To add to the misery of the poor, private housing developers are selling lands at astronomical prices and this has caused the prices of property in general to be pushed beyond the reach of the poor. The poor have little chance of being able to purchase private lands and property and so their only resort has to be to the government. However, even the government is now offering land at prices outside of the pockets of the poor.
I think we have reached the stage where we no longer need to increase the housing stock. What we should be doing is what Food for the Poor is doing.
The government should set up schemes for the desperately poor. All the available lands should now be given to the poor. The government should put in infrastructure and then identify the poorest amongst the poor and give them the land cheaply or free.
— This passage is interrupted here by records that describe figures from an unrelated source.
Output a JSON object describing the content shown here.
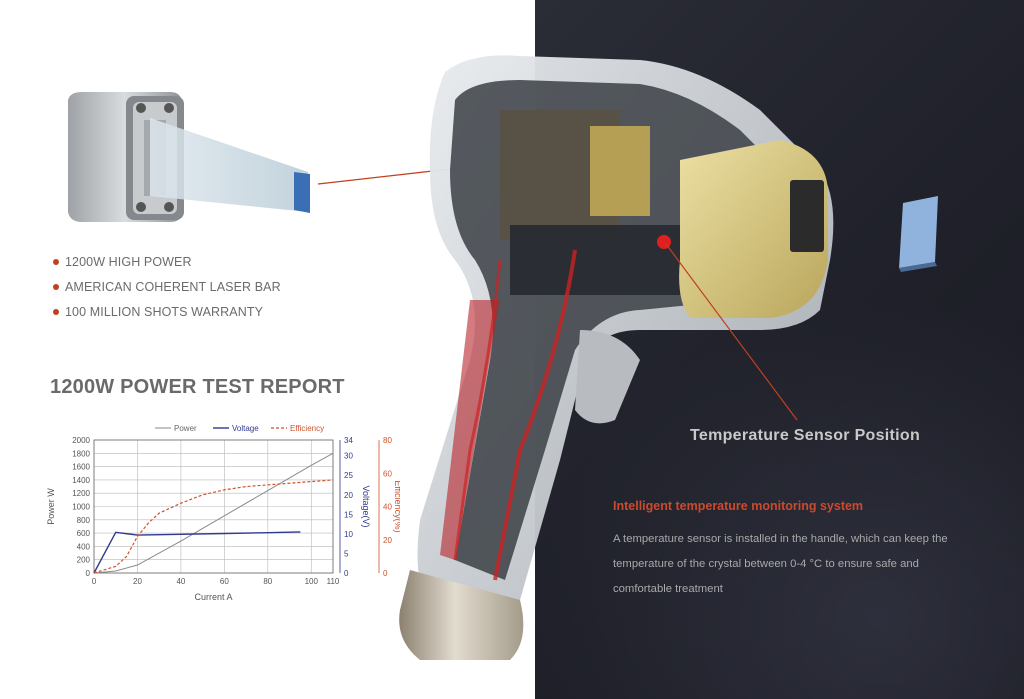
{
  "features": [
    "1200W HIGH POWER",
    "AMERICAN COHERENT LASER BAR",
    "100 MILLION SHOTS WARRANTY"
  ],
  "report_title": "1200W POWER TEST REPORT",
  "sensor": {
    "title": "Temperature Sensor Position"
  },
  "system": {
    "title": "Intelligent temperature monitoring system",
    "description": "A temperature sensor is installed in the handle, which can keep the temperature of the crystal between 0-4 °C to ensure safe and comfortable treatment"
  },
  "colors": {
    "accent": "#c0401f",
    "power_line": "#8a8a8a",
    "voltage_line": "#2f3a8f",
    "efficiency_line": "#d0522c",
    "dark_panel": "#22232c"
  },
  "chart_data": {
    "type": "line",
    "xlabel": "Current A",
    "ylabel": "Power W",
    "y2label": "Voltage(V)",
    "y3label": "Efficiency(%)",
    "xlim": [
      0,
      110
    ],
    "ylim": [
      0,
      2000
    ],
    "y2lim": [
      0,
      34
    ],
    "y3lim": [
      0,
      80
    ],
    "x_ticks": [
      "0",
      "20",
      "40",
      "60",
      "80",
      "100",
      "110"
    ],
    "y_ticks": [
      "0",
      "200",
      "400",
      "600",
      "800",
      "1000",
      "1200",
      "1400",
      "1600",
      "1800",
      "2000"
    ],
    "y2_ticks": [
      "0",
      "5",
      "10",
      "15",
      "20",
      "25",
      "30",
      "34"
    ],
    "y3_ticks": [
      "0",
      "20",
      "40",
      "60",
      "80"
    ],
    "grid": true,
    "legend": "top",
    "series": [
      {
        "name": "Power",
        "axis": "left",
        "x": [
          0,
          10,
          20,
          40,
          60,
          80,
          100,
          110
        ],
        "values": [
          0,
          30,
          120,
          480,
          860,
          1240,
          1620,
          1800
        ]
      },
      {
        "name": "Voltage",
        "axis": "right",
        "x": [
          0,
          10,
          20,
          40,
          60,
          80,
          95
        ],
        "values": [
          0,
          10.4,
          9.7,
          9.9,
          10.1,
          10.3,
          10.5
        ]
      },
      {
        "name": "Efficiency",
        "axis": "right2",
        "x": [
          0,
          10,
          15,
          20,
          25,
          30,
          40,
          50,
          60,
          70,
          80,
          90,
          100,
          110
        ],
        "values": [
          0,
          4,
          10,
          22,
          30,
          36,
          42,
          47,
          50,
          52,
          53,
          54,
          55,
          56
        ]
      }
    ]
  }
}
They should give priority to mothers with many children and then work with non-governmental organizations to build low cost homes for these persons.
In addition, the government should realize that in places such as Berbice there are hundreds of homes that are unoccupied because the owners have either gone abroad or have migrated to the city in search of jobs. The last census that was done in Guyana showed a very low population to building density in Berbice.
I believe that if jobs are created in that area, a great many of the young people who have been forced to leave their villages in search of jobs would return. With more jobs, people would go back home and the unoccupied buildings would be rented.
It is therefore important that the government try to encourage job-creation in rural Guyana. They can do this in two main ways. Firstly, they can encourage industry in those areas by establishing industrial sites.
Instead of GOINVEST sitting and waiting on investors to come forward, they should put together investment proposals and then try to find investors, be they local or foreign.
Secondly, I think that the poor people of Guyana need land. If someone has been leased a great deal of land from the State and is not utilizing that land, then it should be repossessed and given to someone else who may be willing to work the land.
There are many persons especially in the MMA scheme who have not paid their leases and these fees are a pittance when compared to the potential earnings that can accrue from the land.
I support the government reclaiming unutilized State land but giving it to persons with a demonstrated ability to find the capital and other resources to work the land.
Cheddi Jagan had a dream about every Guyanese family owning their own home. He also publicly indicated that he would like to see farmers owning up to 100 acres of land.
In these times that may be too much for a minimum land holding. I believe that for cash crop farmers ten-acre plots are good enough.
I believe that for rice, farmers need in excess of one hundred acres to be viable and for cattle rearing, 33 acres is a good minimum.
In Guyana we have a situation where some people have hundreds of acres and are not adequately utilizing it while some rice farmers are forced to subsist on as little as five acres. This is the sort of imbalance that must be corrected if we are going to help the poor.
If we give people the means to help themselves, many of them would not have to be running to Food for the Poor to build homes for them. They would be able with what they earn to build their own roofs over their heads.
Cheddi would have been deeply grieved by policies which try to pull people out of poverty without reaching down to the poorest of the poor.
He would have been disturbed that despite sharing out so many house lots, there are still families without a roof over their heads in Guyana.
It is a pity that his concern for the poor in Guyana is unmatched now that he has departed from this world.